Мы обмениваемся нехитрыми историями. Порезанный палец, визит медсестры Пенни, прогулка — ему интересно все, что со мной случилось. Как и мне, что случилось с ним.

Папа работает с компьютерами и много путешествует: устанавливает и тестирует новые системы. В поездку он собирается и сейчас, а вернется только к субботе. Через целых пять дней. Потом папа рассказывает мне о своих родственниках. У него две сестры, и одна из них собирается навестить нас в субботу с сыном, так что я смогу с ними познакомиться. Вторая живет далеко, в Шотландии, и мы вроде бы планируем съездить к ней следующим летом. У мамы родственников нет: она была единственным ребенком, и ее родители погибли в автомобильной аварии. Маме тогда едва исполнилось пятнадцать.

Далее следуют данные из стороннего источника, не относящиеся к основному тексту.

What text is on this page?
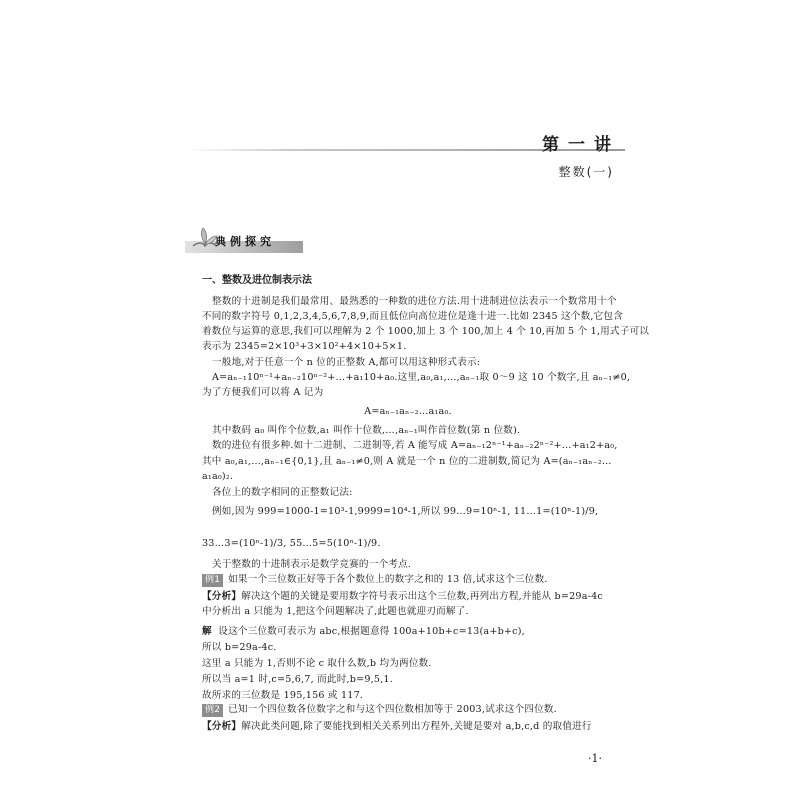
第一讲
整数(一)
典例探究
一、整数及进位制表示法
整数的十进制是我们最常用、最熟悉的一种数的进位方法.用十进制进位法表示一个数常用十个
不同的数字符号 0,1,2,3,4,5,6,7,8,9,而且低位向高位进位是逢十进一.比如 2345 这个数,它包含
着数位与运算的意思,我们可以理解为 2 个 1000,加上 3 个 100,加上 4 个 10,再加 5 个 1,用式子可以
表示为 2345=2×10³+3×10²+4×10+5×1.
一般地,对于任意一个 n 位的正整数 A,都可以用这种形式表示:
A=aₙ₋₁10ⁿ⁻¹+aₙ₋₂10ⁿ⁻²+…+a₁10+a₀.这里,a₀,a₁,…,aₙ₋₁取 0～9 这 10 个数字,且 aₙ₋₁≠0,
为了方便我们可以将 A 记为
A=aₙ₋₁aₙ₋₂…a₁a₀.
其中数码 a₀ 叫作个位数,a₁ 叫作十位数,…,aₙ₋₁叫作首位数(第 n 位数).
数的进位有很多种.如十二进制、二进制等,若 A 能写成 A=aₙ₋₁2ⁿ⁻¹+aₙ₋₂2ⁿ⁻²+…+a₁2+a₀,
其中 a₀,a₁,…,aₙ₋₁∈{0,1},且 aₙ₋₁≠0,则 A 就是一个 n 位的二进制数,简记为 A=(aₙ₋₁aₙ₋₂…
a₁a₀)₂.
各位上的数字相同的正整数记法:
例如,因为 999=1000-1=10³-1,9999=10⁴-1,所以 99…9=10ⁿ-1, 11…1=(10ⁿ-1)/9,
33…3=(10ⁿ-1)/3, 55…5=5(10ⁿ-1)/9.
关于整数的十进制表示是数学竞赛的一个考点.
例1 如果一个三位数正好等于各个数位上的数字之和的 13 倍,试求这个三位数.
【分析】解决这个题的关键是要用数字符号表示出这个三位数,再列出方程,并能从 b=29a-4c
中分析出 a 只能为 1,把这个问题解决了,此题也就迎刃而解了.
解 设这个三位数可表示为 abc,根据题意得 100a+10b+c=13(a+b+c),
所以 b=29a-4c.
这里 a 只能为 1,否则不论 c 取什么数,b 均为两位数.
所以当 a=1 时,c=5,6,7, 而此时,b=9,5,1.
故所求的三位数是 195,156 或 117.
例2 已知一个四位数各位数字之和与这个四位数相加等于 2003,试求这个四位数.
【分析】解决此类问题,除了要能找到相关关系列出方程外,关键是要对 a,b,c,d 的取值进行
·1·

Позже вечером, перед тем как ложиться спать, я достаю из ящика спрятанный под папкой рисунок.

— Эми, это... — я поднимаю листок, — доктор Лизандер. А почему ты удивилась, что я ее знаю?

Эми берет у меня рисунок и пожимает плечами.

— Какая страшная!

— Бывает и страшная, а бывает и нормальная.

— Я бы с удовольствием поработала с ней, когда стану медсестрой, — она потрясающая.

— Почему?

— А ты не знаешь? Это ведь она все начала. Я имею в виду Зачистку. Она ее изобрела. Нам про это в школе рассказывали, на уроке.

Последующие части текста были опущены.